Lutte contre le terrorisme en Haïti : Washington offre jusqu’à 3 millions de dollars pour démanteler les réseaux de « Viv Ansanm » et « Gran Grif »
Port-au-Prince, 25 mars 2026 — Les États-Unis intensifient leur offensive contre les groupes armés en Haïti. Le Département d’État américain a annoncé une récompense pouvant atteindre 3 millions de dollars, assortie d’une possible relocalisation, pour toute information permettant de démanteler les circuits financiers des organisations criminelles « Viv Ansanm » et « Gran Grif », désormais classées comme organisations terroristes étrangères.
Cette initiative s’inscrit dans le cadre du programme Rewards for Justice (RFJ), qui cible désormais non seulement les acteurs armés, mais aussi les réseaux économiques qui soutiennent leurs activités.
Créée en septembre 2023, la coalition Viv Ansanm regroupe plusieurs factions majeures de gangs opérant à Port-au-Prince. Elle est accusée d’avoir orchestré une campagne de violence coordonnée contre des institutions stratégiques, notamment des commissariats de police, des prisons, des hôpitaux et l’aéroport international. Cette offensive a contribué à plonger le pays dans une instabilité majeure, allant jusqu’à contraindre l’ancien Premier ministre Ariel Henry à quitter le pouvoir en avril 2024.
Le groupe est également impliqué dans des massacres, des viols collectifs, des enlèvements contre rançon et des recrutements forcés, y compris d’enfants, tout en tirant profit du trafic d’armes et de l’extorsion systématique des populations.
De son côté, Gran Grif, actif principalement dans l’Artibonite, s’est imposé comme l’une des organisations criminelles les plus redoutées du pays. Fondé autour de 2016 par l’ancien député Prophane Victor, ce groupe armé a progressivement étendu son influence par la violence et le contrôle territorial.

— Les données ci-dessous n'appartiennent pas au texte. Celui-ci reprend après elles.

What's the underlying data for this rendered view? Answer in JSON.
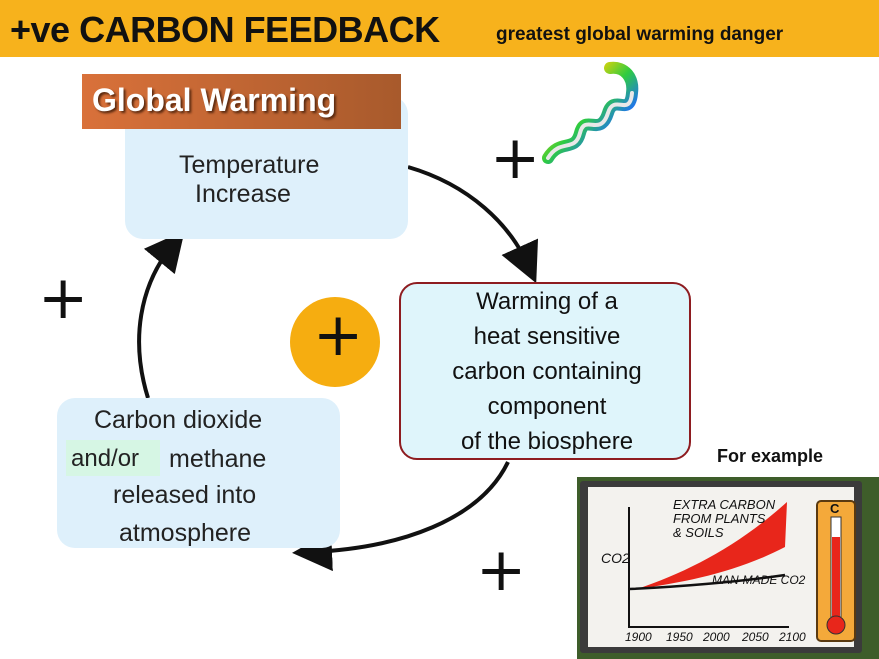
{
  "header": {
    "title": "+ve CARBON FEEDBACK",
    "subtitle": "greatest global warming danger",
    "background_color": "#f7b21c"
  },
  "global_warming": {
    "banner": "Global Warming",
    "lines": [
      "Temperature",
      "Increase"
    ]
  },
  "warming_box": {
    "lines": [
      "Warming of a",
      "heat sensitive",
      "carbon containing",
      "component",
      "of the biosphere"
    ],
    "border_color": "#8e1c20"
  },
  "co2_box": {
    "line1": "Carbon dioxide",
    "and_or": "and/or",
    "methane": "methane",
    "line3": "released into",
    "line4": "atmosphere"
  },
  "plus_signs": {
    "top_right": "+",
    "left": "+",
    "bottom_right": "+",
    "center": "+"
  },
  "center_circle_color": "#f6ad10",
  "example": {
    "label": "For example",
    "cartoon": {
      "annotation": [
        "EXTRA CARBON",
        "FROM PLANTS",
        "& SOILS"
      ],
      "ylabel": "CO2",
      "series_label": "MAN-MADE CO2",
      "x_ticks": [
        "1900",
        "1950",
        "2000",
        "2050",
        "2100"
      ],
      "thermometer_label": "C"
    }
  },
  "icons": {
    "spiral": "rainbow-spiral-icon",
    "thermometer": "thermometer-icon"
  }
}
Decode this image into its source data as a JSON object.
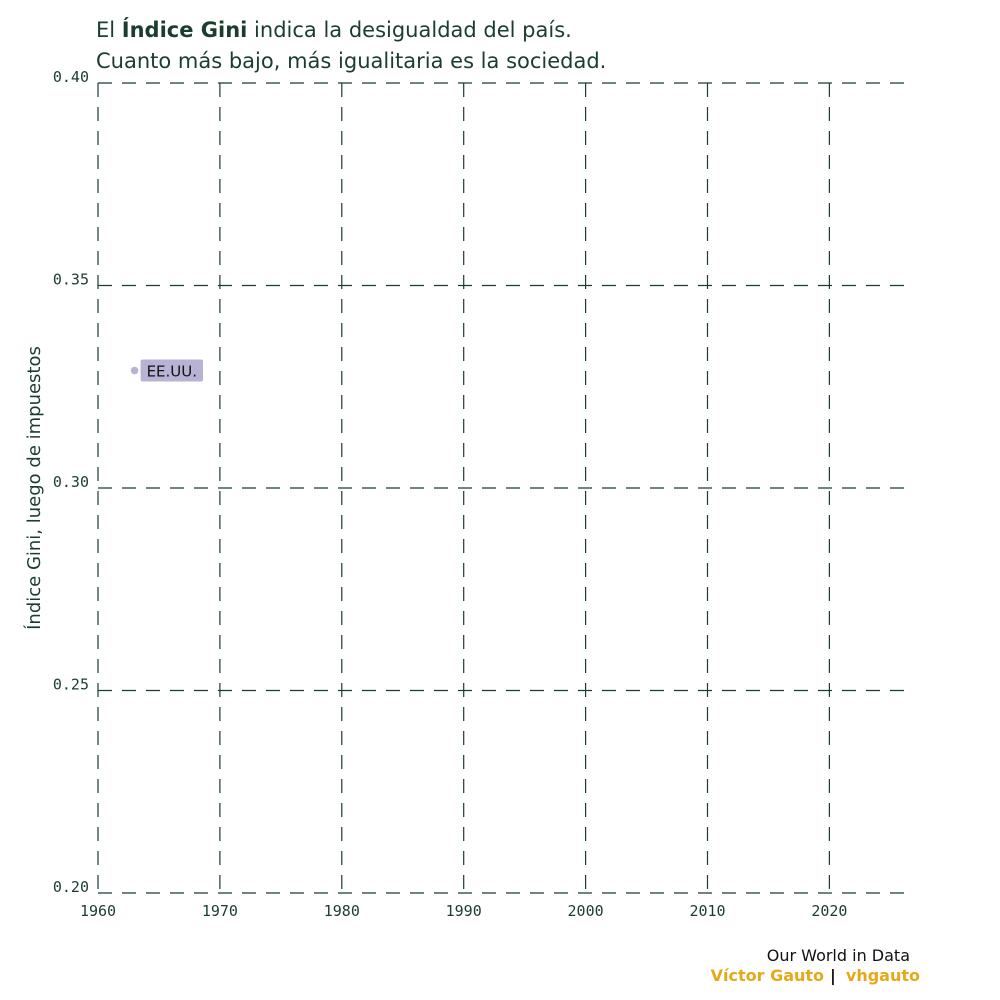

Gran Grif est notamment accusé d’avoir mené des attaques contre la Police nationale d’Haïti ainsi que contre la Mission multinationale d’appui à la sécurité. En février 2025, une offensive du groupe a coûté la vie à un officier kényan déployé dans le cadre de cette mission, illustrant le niveau de confrontation atteint avec les forces internationales.
Les activités du groupe incluent enlèvements massifs, assassinats, violences sexuelles, recrutements d’enfants, pillages et extorsions, notamment dans les zones agricoles, où il s’attaque aux récoltes et au bétail.
À travers cette récompense, Washington vise des informations précises permettant de perturber les flux financiers de ces organisations. Sont ciblés :
les comptes bancaires, les entreprises écrans, les réseaux de transfert d’argent, les transactions suspectes via institutions financières ou bureaux de change, ainsi que les circuits liés au trafic d’armes, de munitions et même de drones.
La désignation de ces groupes comme entités terroristes entraîne des conséquences majeures :
leurs avoirs aux États-Unis sont gelés, toute transaction avec eux est interdite, et toute personne leur apportant un soutien matériel s’expose à des poursuites pénales en vertu des lois antiterroristes américaines.
Les autorités américaines invitent toute personne disposant d’informations à contacter le programme via des canaux sécurisés, notamment Signal, WhatsApp et Telegram, avec la garantie d’une confidentialité totale.
Depuis sa création en 1984, le programme Rewards for Justice a déjà versé plus de 250 millions de dollars à plus de 125 informateurs à travers le monde, contribuant à neutraliser des menaces majeures pour la sécurité internationale.
Dans un contexte où les autorités haïtiennes intensifient leurs efforts pour reprendre le contrôle du territoire, cette initiative américaine apparaît comme un levier stratégique supplémentaire visant à affaiblir durablement les réseaux criminels et à soutenir la stabilisation du pays.